Choosing the right tyre can be difficult.  One useful aid is WhatTyre’s unique tyre comparison engine.  With a database of over 300,000 tyres it compares tyre label data with thousands of impartial third-party magazine tyre tests as well as OE and ESG (Environmental, Social, and Governance) details, helping consumers to choose a tyre based on what it does rather than just what it costs. 

Pot luck

Britain’s deteriorating road surfaces have plagued drivers for too many years and took even more of a toll in 2023. Between them, the RAC and AA were called out to a staggering 600,000 tyre-related breakdowns last year, it’s claimed. 

And it’s going to get worse. Almost one fifth (18%) of the UK road network – representing 37,000 miles – is assessed as having less than five years’ structural life remaining, with the average frequency of resurfacing for all classes of roads now standing at once every 116 years. 

According to Kwik-Fit, this has cost fleet operators and private motorists combined close to £2bn in repairs and its research shows that over the past 12 months 59% of drivers hit an average of 11 potholes per month. Damage to tyres accounts for 50% of repairs, followed by wheel damage and suspension (both 29%) and steering (18%).

“If wheels are knocked slightly out of alignment it can compromise handling and cause uneven tyre wear but it may take time for this to become obvious,” warns Kwik-Fit. “What’s more with vehicles becoming increasingly technologically advanced, it’s also important to consider how road irregularities can affect features like advanced driving assistance systems (ADAS). Even the slightest misalignment in a vehicle’s steering can impact how the system interacts with the ADAS technology and can cause features such as lane assist to operate incorrectly, with the potential to bring significant safety ramifications,” it adds.

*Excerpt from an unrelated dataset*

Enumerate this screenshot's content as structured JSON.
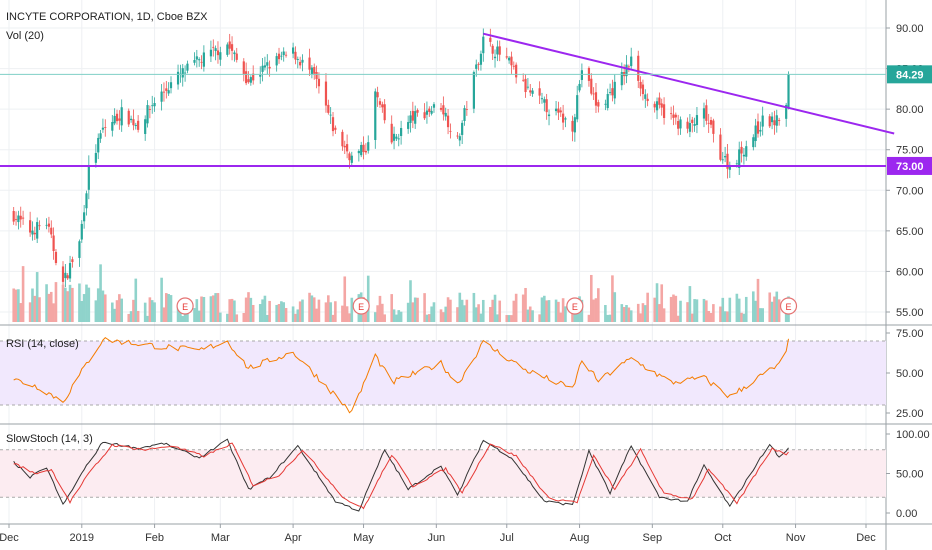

Electric LCVs, which are heavier than ICE equivalents, are becoming more popular. The weight of the battery required to power an EV puts more strain on the suspension system compared with a traditional engine. Not only does this leave EVs more susceptible to damage from road irregularities, it can also cause chassis components to wear out more quickly. Bridgestone says the sidewall on its new Duravis Van tyre can combat a degree of damage courtesy of its innovative Sidewall Protector Rib. Continental claims it is constantly monitoring the situation and its VanContact Ultra tyre has special sidewall blocks to resist kerb and pothole damage, although no tyre can withstand heavy impacts unless the compound mix is dramatically changed.

One solution may be the new airless tyres being developed by Michelin in conjunction with General Motors but irrespective of what tyres you run on, they all need regular checking. According to TyreSafe, the UK tyre safety organisation, a lack of knowledge and understanding about the danger of driving on defective tyres is worrying. Over six million tyres in the UK are found to have illegal tread each year, risking fines of up to £2,500 per tyre and three penalty points (source: TyreSafe Tread Depth Survey 2023); more than two million MOT failures occur each year due to tyre defects, with one million classified as dangerous, and one in five vehicle breakdowns on motorways and A roads are due to tyre defects (Source: National Highways).